Cet homme avait toute sa tête, un mental fort, très structuré. Il avait été architecte spécialisé dans les constructions d'immeubles. Il était très autoritaire, et parfois odieusement méprisant, cassant, humiliant. Une personnalité imposante, particulièrement érudite mais dominatrice et sombre, habitée  par des idées extrémistes et totalitaires. Contrastant avec ce côté désagréable de sa tonalité de vie il y avait une grande tendresse pour les animaux, un amour de la nature, de "sa" France et une capacité d'humour d'autant plus déconcertante qu'on ne s'y attendait jamais.

"Peux-tu tout embrasser de compassion?" me chantait la Joie de l'Etre....

Euh... J'y allais quand même à reculons!
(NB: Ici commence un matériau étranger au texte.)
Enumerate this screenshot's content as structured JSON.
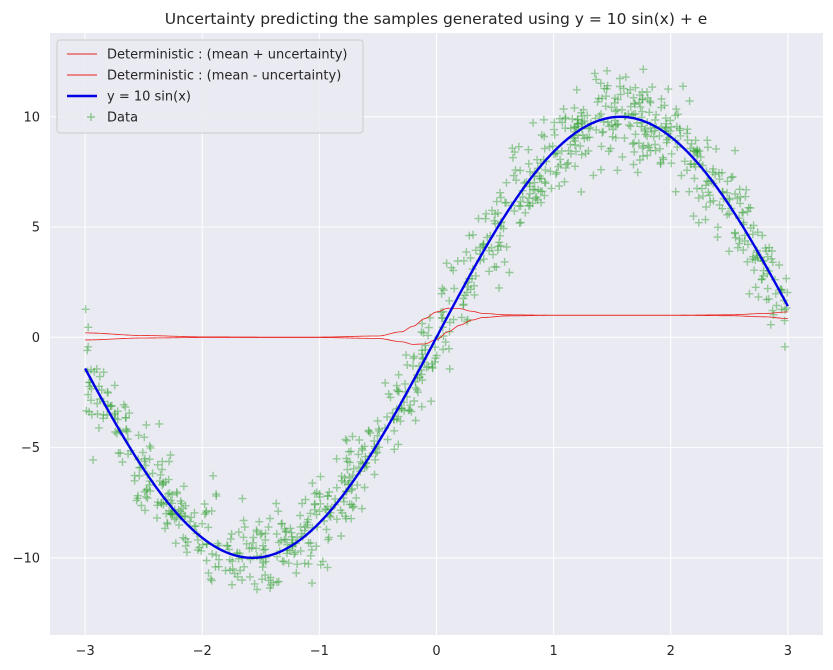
{
  "chart_data": {
    "type": "line",
    "title": "Uncertainty predicting the samples generated using y = 10 sin(x) + e",
    "xlabel": "",
    "ylabel": "",
    "xlim": [
      -3.3,
      3.3
    ],
    "ylim": [
      -13.5,
      13.8
    ],
    "xticks": [
      -3,
      -2,
      -1,
      0,
      1,
      2,
      3
    ],
    "yticks": [
      -10,
      -5,
      0,
      5,
      10
    ],
    "xtick_labels": [
      "−3",
      "−2",
      "−1",
      "0",
      "1",
      "2",
      "3"
    ],
    "ytick_labels": [
      "−10",
      "−5",
      "0",
      "5",
      "10"
    ],
    "grid": true,
    "legend_position": "top-left",
    "series": [
      {
        "name": "Deterministic : (mean + uncertainty)",
        "kind": "line",
        "color": "#e8231d",
        "x": [
          -3.0,
          -2.5,
          -2.0,
          -1.5,
          -1.0,
          -0.5,
          -0.3,
          -0.2,
          -0.1,
          0.0,
          0.1,
          0.2,
          0.3,
          0.4,
          0.6,
          1.0,
          1.5,
          2.0,
          2.5,
          2.8,
          3.0
        ],
        "y": [
          0.2,
          0.08,
          0.02,
          0.01,
          0.01,
          0.06,
          0.25,
          0.5,
          0.85,
          1.15,
          1.32,
          1.3,
          1.18,
          1.08,
          1.02,
          1.0,
          1.0,
          1.0,
          1.02,
          1.08,
          1.15
        ]
      },
      {
        "name": "Deterministic : (mean - uncertainty)",
        "kind": "line",
        "color": "#e8231d",
        "x": [
          -3.0,
          -2.5,
          -2.0,
          -1.5,
          -1.0,
          -0.5,
          -0.3,
          -0.2,
          -0.1,
          0.0,
          0.1,
          0.2,
          0.3,
          0.4,
          0.6,
          1.0,
          1.5,
          2.0,
          2.5,
          2.8,
          3.0
        ],
        "y": [
          -0.12,
          -0.03,
          -0.01,
          -0.01,
          -0.01,
          -0.05,
          -0.2,
          -0.32,
          -0.3,
          -0.1,
          0.25,
          0.55,
          0.78,
          0.9,
          0.97,
          1.0,
          1.0,
          1.0,
          0.98,
          0.93,
          0.85
        ]
      },
      {
        "name": "y = 10 sin(x)",
        "kind": "function",
        "function": "10*sin(x)",
        "x_range": [
          -3.0,
          3.0
        ],
        "color": "#0000e6"
      },
      {
        "name": "Data",
        "kind": "scatter",
        "marker": "+",
        "color": "#2ca02c",
        "x_range": [
          -3.0,
          3.0
        ],
        "y_function": "10*sin(x)",
        "noise_sd": 1.0,
        "count": 1000
      }
    ]
  }
}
La situation était épineuse, stressante, certaines auxiliaires laissaient tomber tant le personnage était écrasant et générait un climat de peur. Je le trouvais presque fascinant : comment un être aussi diminué parvenait-il à tenir tout son personnel sous sa botte? La plupart du temps je pouvais l'accompagner sans me sentir affectée par ses remontrances, ça me traversait. Pourtant parfois cela venait titiller là où je me croyais être intouchable ! Mais si on se croit encore quelque chose, et surtout si on se pense "éveillé", c'est toujours dans cette crispation que l'on est heurté! Et hop on se sent à nouveau enfermé dans ce petit individu pouvant se sentir blessé par la méchanceté de l'autre... Dans ces conditions, garder à l'esprit que ce contre quoi on se cogne est toujours l'occasion d'un retournement en Soi, et remercier La Vie de cette nouvelle opportunité de sortir du rêve ... d'être quelqu'un d'éveillé!
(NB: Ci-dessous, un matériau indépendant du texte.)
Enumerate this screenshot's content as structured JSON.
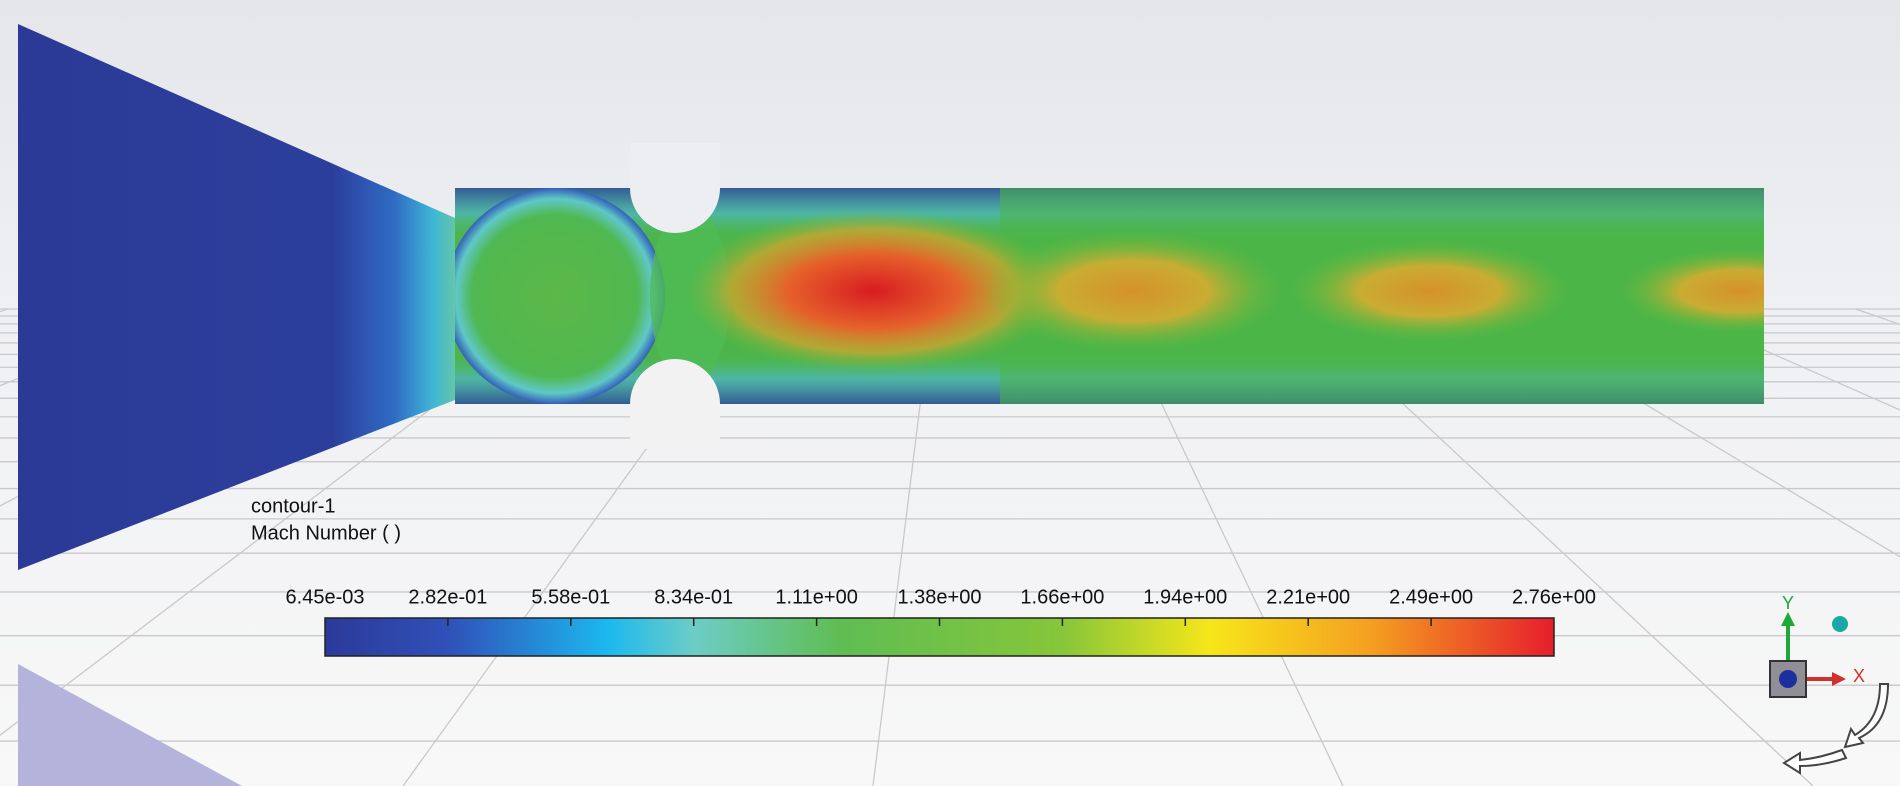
{
  "legend": {
    "title": "contour-1",
    "variable": "Mach Number ( )",
    "ticks": [
      "6.45e-03",
      "2.82e-01",
      "5.58e-01",
      "8.34e-01",
      "1.11e+00",
      "1.38e+00",
      "1.66e+00",
      "1.94e+00",
      "2.21e+00",
      "2.49e+00",
      "2.76e+00"
    ]
  },
  "triad": {
    "y": "Y",
    "x": "X"
  }
}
Je saisis le défi que lançait La Vie : ne voir que Dieu en lui et laisser mon cœur ouvert à cette différence en le recevant comme l'une des multiples expressions de l'Un, dans Son jeu infini. Tous les jours que je devais passer avec lui devenaient le moyen idéal de défaire tout jugement et de s'oublier complètement en servant Dieu à travers cette forme de vie. Aimable ou pas.

Et la magie opérait, plusieurs fois le masque tombait et il devenait touchant dans son abandon, dans sa vulnérabilité. Nous parlions alors sereinement de son proche départ pour l'au-delà. Il l'attendait, même s'il ne croyait en rien, il l'appelait ne pouvant plus supporter cette vie de douleur et de frustration. Mon cœur s'ouvrait tout grand laissant passer un flot de compassion venant se toucher d'Amour en cet être apparemment  tyrannique.

Un soir, ma collègue arrivant avec un certain retard, je dus courir tout le long de la route pour attraper mon bus afin de rentrer chez moi. Je l'eus de justesse. Le lendemain il me dit : "je vous ai vu courir hier soir pour attraper votre bus. Vous avez couru tout le long du trajet . Je vais ai accompagné...". Je croisais son regard et je sus avec certitude qu'il ne mentait pas. Cet homme, emprisonné dans son corps inerte, et n'ayant plus pour horizon que les quatre murs de sa chambre, avait développé une grande force mental, un sens télépathique et la capacité d'expanser son esprit loin des limites de son véhicule physique. Son attention me toucha.

Pourtant ce n'était pas gagné. Il arrivait que je ne travaille pas plusieurs jours de suite, lorsque je retournais chez lui, tout ou presque était à recommencer tant il était construit par cette force oprimante. Dés qu'on rentrait chez lui, on se retrouvait sous cette emprise. Il n'était pas question de me faire apprécier de lui, encore moins d'essayer de le convaincre de quoi que ce soit. Il y avait juste à élargir ma vision en revenant sans cesse au fait que je ne voyais que Dieu, le Soi, l'Amour, à travers cette forme de vie, exactement telle qu'elle était. Pour ne pas interférer dans son athéisme, je ne visualisais qu'une grande lumière baignant toute cette manifestation.  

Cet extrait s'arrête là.